Jacques-François Gallay was a French horn player prominent in the middle of the 19th century, inspiring one reviewer of the time to write that he “cannot conceive of the horn without M. Gallay”. Playing the natural horn takes an already complex and difficult instrument and ratchets up the difficulty several notches. Unlike the more modern, valved instrument, notes are changed by lip tension or by hand-stopping. With a minefield of intonation and projection issues to navigate, Anneke Scott performs this repertoire with astonishing ease. 

However, this third volume of Gallay’s music performed by Scott doesn’t quite live up to previous discs. This has nothing to do with the playing and more to do with the music itself. Operatic fantasias are not the most substantial of genres. While they were perfect for the travelling virtuoso to show off back in the day (opera’s big tunes, combined with lots of notes!), by the time it reaches the present the music has to stand on its own.

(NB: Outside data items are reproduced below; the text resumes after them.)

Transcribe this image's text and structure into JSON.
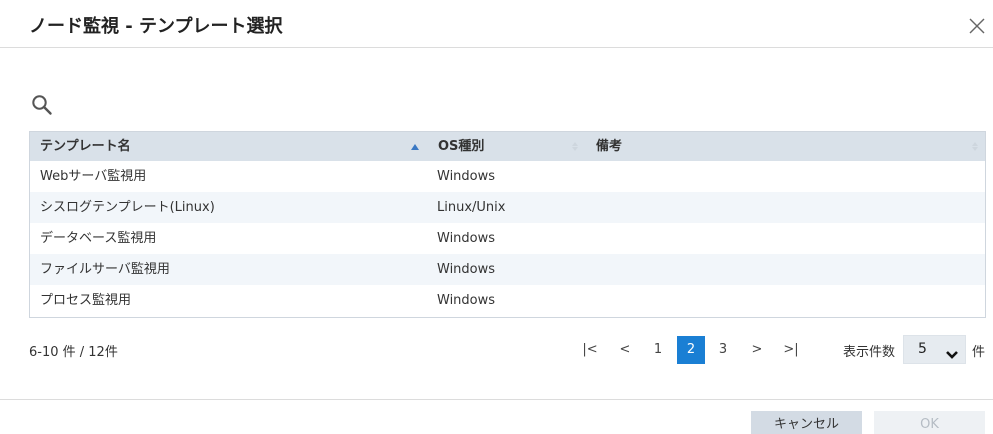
{
  "dialog": {
    "title": "ノード監視 - テンプレート選択"
  },
  "table": {
    "columns": [
      {
        "label": "テンプレート名",
        "sort": "ascending"
      },
      {
        "label": "OS種別",
        "sort": "none"
      },
      {
        "label": "備考",
        "sort": "none"
      }
    ],
    "rows": [
      {
        "name": "Webサーバ監視用",
        "os": "Windows",
        "note": ""
      },
      {
        "name": "シスログテンプレート(Linux)",
        "os": "Linux/Unix",
        "note": ""
      },
      {
        "name": "データベース監視用",
        "os": "Windows",
        "note": ""
      },
      {
        "name": "ファイルサーバ監視用",
        "os": "Windows",
        "note": ""
      },
      {
        "name": "プロセス監視用",
        "os": "Windows",
        "note": ""
      }
    ]
  },
  "pagination": {
    "range_text": "6-10 件 / 12件",
    "first": "|<",
    "prev": "<",
    "pages": [
      "1",
      "2",
      "3"
    ],
    "current_page": "2",
    "next": ">",
    "last": ">|",
    "per_page_label": "表示件数",
    "per_page_value": "5",
    "per_page_unit": "件"
  },
  "buttons": {
    "cancel": "キャンセル",
    "ok": "OK"
  },
  "colors": {
    "accent": "#1a7fd4",
    "header_bg": "#d9e1e9",
    "row_alt_bg": "#f2f6fa",
    "sort_indicator": "#3a78c3"
  },
  "icons": {
    "close": "close-icon",
    "search": "search-icon",
    "per_page_dropdown": "chevron-down-icon"
  }
}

There’s an attempt to get around this issue by having soprano Lucy Crowe perform some of the original arias by Donizetti and Mercadante. While successful, they’re only a small portion of the disc. Hector Berlioz wrote of a performance of Gallay’s that “we would have much preferred to hear him… play a piece composed for him, rather than this collection of cavatinas”. The same holds true in the 21st century.